Course content is presented in a variety of formats including video presentations, supplementary readings, a glossary, bibliography, and reference lists. Specific examples such as celiac disease, protein for weight management, caffeine and cardiovascular disease are included. Module quizzes and case studies provide an opportunity for critical reflection and assessment of whether, or how, this new tool may be used in your practice. Students will obtain a personalized nutrition focused genetic profile for insight into their personal health and fitness needs.

Learning Objectives:

Upon successful completion of this course, the student will be able to:

  1. Review the science of nutritional genomics, with a particular focus on how individual genetic differences (ie nutrigenetics) impact our response to the foods, beverages and supplements we consume.
  2. Interpret terms such as nucleic acid structure, DNA replication, assembly of DNA into chromosomes, genes and transcription, the genetic code and human genome overview, translation of DNA to RNA to protein, mutation, DNA repair, recombination, SNPs, and other genome variations.
  3. Describe the strengths and limitations of consumer genetic testing and identify the factors to look for when choosing a genetic test.
  4. Explore the social, legal, and ethical issues to consider when incorporating nutrigenetics testing into clinical practice.
  5. Evaluate their own genetic profile in the context of their diet and lifestyle.

Faculty:

  Ahmed El-Sohemy, PhD

Dr.
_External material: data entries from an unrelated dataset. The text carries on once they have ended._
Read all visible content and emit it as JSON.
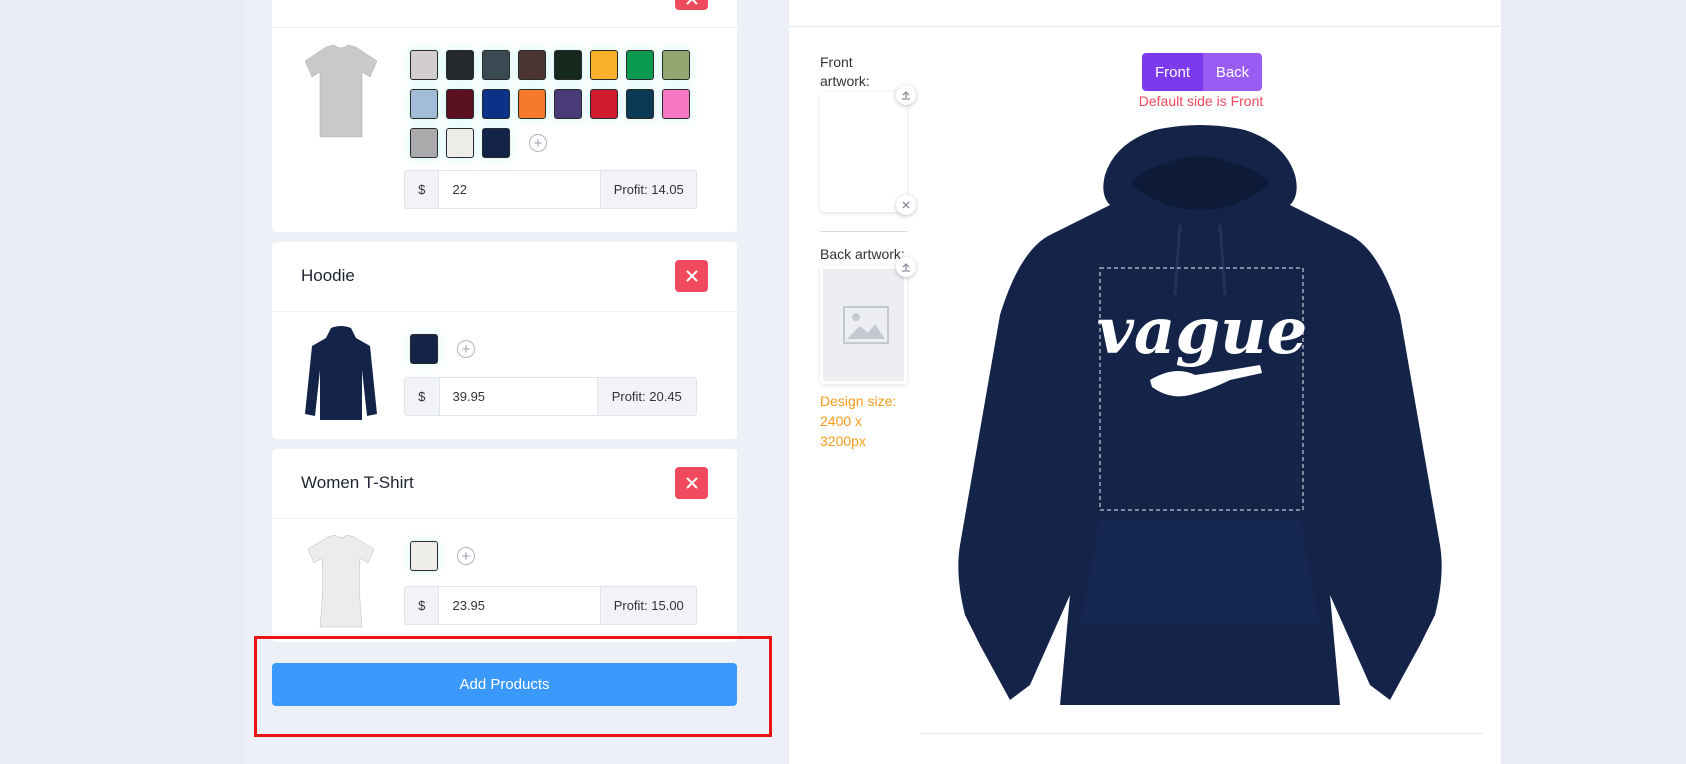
{
  "products": [
    {
      "name": "",
      "swatches": [
        "#d2ced0",
        "#26292c",
        "#3a4a52",
        "#4a3530",
        "#16291f",
        "#f8b02a",
        "#099a4f",
        "#93a770",
        "#a3bcd8",
        "#5a1220",
        "#0c3288",
        "#f67a2a",
        "#4a3a7a",
        "#d11b2e",
        "#0c3a56",
        "#f877c3",
        "#acaaac",
        "#eeece9",
        "#142449"
      ],
      "currency": "$",
      "price": "22",
      "profit": "Profit: 14.05",
      "garment_color": "#c9c9c9"
    },
    {
      "name": "Hoodie",
      "swatches": [
        "#142449"
      ],
      "currency": "$",
      "price": "39.95",
      "profit": "Profit: 20.45",
      "garment_color": "#142449"
    },
    {
      "name": "Women T-Shirt",
      "swatches": [
        "#eeece9"
      ],
      "currency": "$",
      "price": "23.95",
      "profit": "Profit: 15.00",
      "garment_color": "#ececec"
    }
  ],
  "actions": {
    "add_products": "Add Products",
    "remove_icon": "close-icon",
    "add_color_icon": "plus-circle-icon"
  },
  "artwork": {
    "front_label": "Front artwork:",
    "back_label": "Back artwork:",
    "design_size": "Design size: 2400 x 3200px",
    "upload_icon": "upload-icon",
    "remove_icon": "close-icon",
    "placeholder_icon": "image-icon"
  },
  "preview": {
    "side_buttons": [
      "Front",
      "Back"
    ],
    "active_side": "Front",
    "default_note": "Default side is Front",
    "garment_color": "#142449",
    "design_text": "vague"
  },
  "colors": {
    "accent": "#7c3aed",
    "danger": "#f04a5e",
    "primary": "#3a99fb",
    "warning": "#f59b1a"
  }
}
Ahmed El-Sohemy is a Full Professor at the University of Toronto and held a Canada Research Chair in Nutrigenomics. He is also the founder of Nutrigenomix Inc. and serves as the company’s Chief Scientific Officer. Dr. El-Sohemy earned his PhD in Nutritional Sciences from the University of Toronto and a postdoctoral fellowship at Harvard. The goal of his research is to understand how genetic differences modify response to diet for optimal health and performance. Dr. El-Sohemyhas published over 175 peer-reviewed articles, given over 200 invited talks around the world and received several awards for excellence in research by the Canadian Nutrition Society and the American College of Nutrition.